"In fact, they're better off taking those jobs. ... The mistake Americans make is they think they would never work in a sweatshop and therefore they say these people shouldn't. Well, no one's offering those people green cards. Those people are stuck in those countries. They're choosing their best of a bunch of bad options. And when you take away someone's best of a bad option, they're worse off."
That happened after Sen. Tom Harkin of Iowa complained about sweatshops in Bangladesh. Some shops closed. Then Oxfam discovered that kids who were laid off often turned to prostitution to support themselves.
"The person who tries to get you fired is not your friend," Henderson said.
The conglomerates that hire people in poor countries usually pay more than local employers do. In Honduras, many sweatshops pay $3.10 per hour. That's low to us, but most Hondurans earn less than two dollars an hour.
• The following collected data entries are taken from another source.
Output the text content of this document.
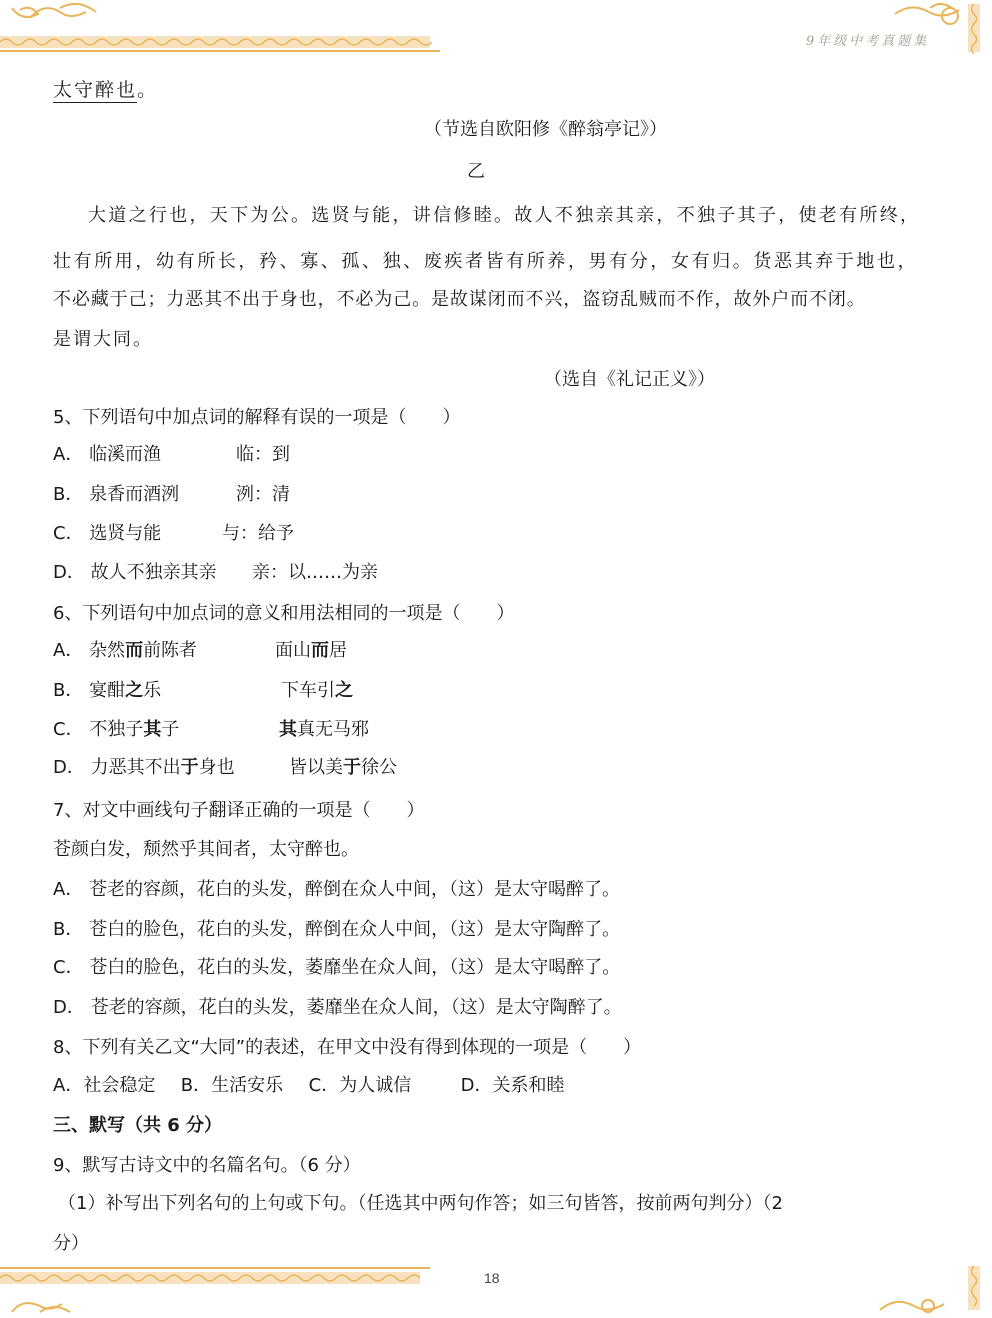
9年级中考真题集
太守醉也。
（节选自欧阳修《醉翁亭记》）
乙
大道之行也，天下为公。选贤与能，讲信修睦。故人不独亲其亲，不独子其子，使老有所终，
壮有所用，幼有所长，矜、寡、孤、独、废疾者皆有所养，男有分，女有归。货恶其弃于地也，
不必藏于己；力恶其不出于身也，不必为己。是故谋闭而不兴，盗窃乱贼而不作，故外户而不闭。
是谓大同。
（选自《礼记正义》）
5、下列语句中加点词的解释有误的一项是（　　）
A． 临溪而渔	临：到
B． 泉香而酒洌	洌：清
C． 选贤与能	与：给予
D． 故人不独亲其亲 亲：以……为亲
6、下列语句中加点词的意义和用法相同的一项是（　　）
A． 杂然而前陈者	面山而居
B． 宴酣之乐	下车引之
C． 不独子其子	其真无马邪
D． 力恶其不出于身也	皆以美于徐公
7、对文中画线句子翻译正确的一项是（　　）
苍颜白发，颓然乎其间者，太守醉也。
A． 苍老的容颜，花白的头发，醉倒在众人中间，（这）是太守喝醉了。
B． 苍白的脸色，花白的头发，醉倒在众人中间，（这）是太守陶醉了。
C． 苍白的脸色，花白的头发，萎靡坐在众人间，（这）是太守喝醉了。
D． 苍老的容颜，花白的头发，萎靡坐在众人间，（这）是太守陶醉了。
8、下列有关乙文“大同”的表述，在甲文中没有得到体现的一项是（　　）
A．社会稳定 B．生活安乐 C．为人诚信	D．关系和睦
三、默写（共 6 分）
9、默写古诗文中的名篇名句。（6 分）
（1）补写出下列名句的上句或下句。（任选其中两句作答；如三句皆答，按前两句判分）（2
分）
18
Since Third World countries do not pursue free-market policies, worker opportunities are often foreclosed by self-serving politicians. So multinational sweatshops are usually people's best alternative. Humanitarians should target the politicians, not the factories that provide some hope.
Interfering with peaceful exchange is never a good idea. The great 19th-century liberal Richard Cobden was right when he praised free trade for "drawing men together, thrusting aside the antagonism of race, and creed, and language, and uniting us in the bonds of eternal peace."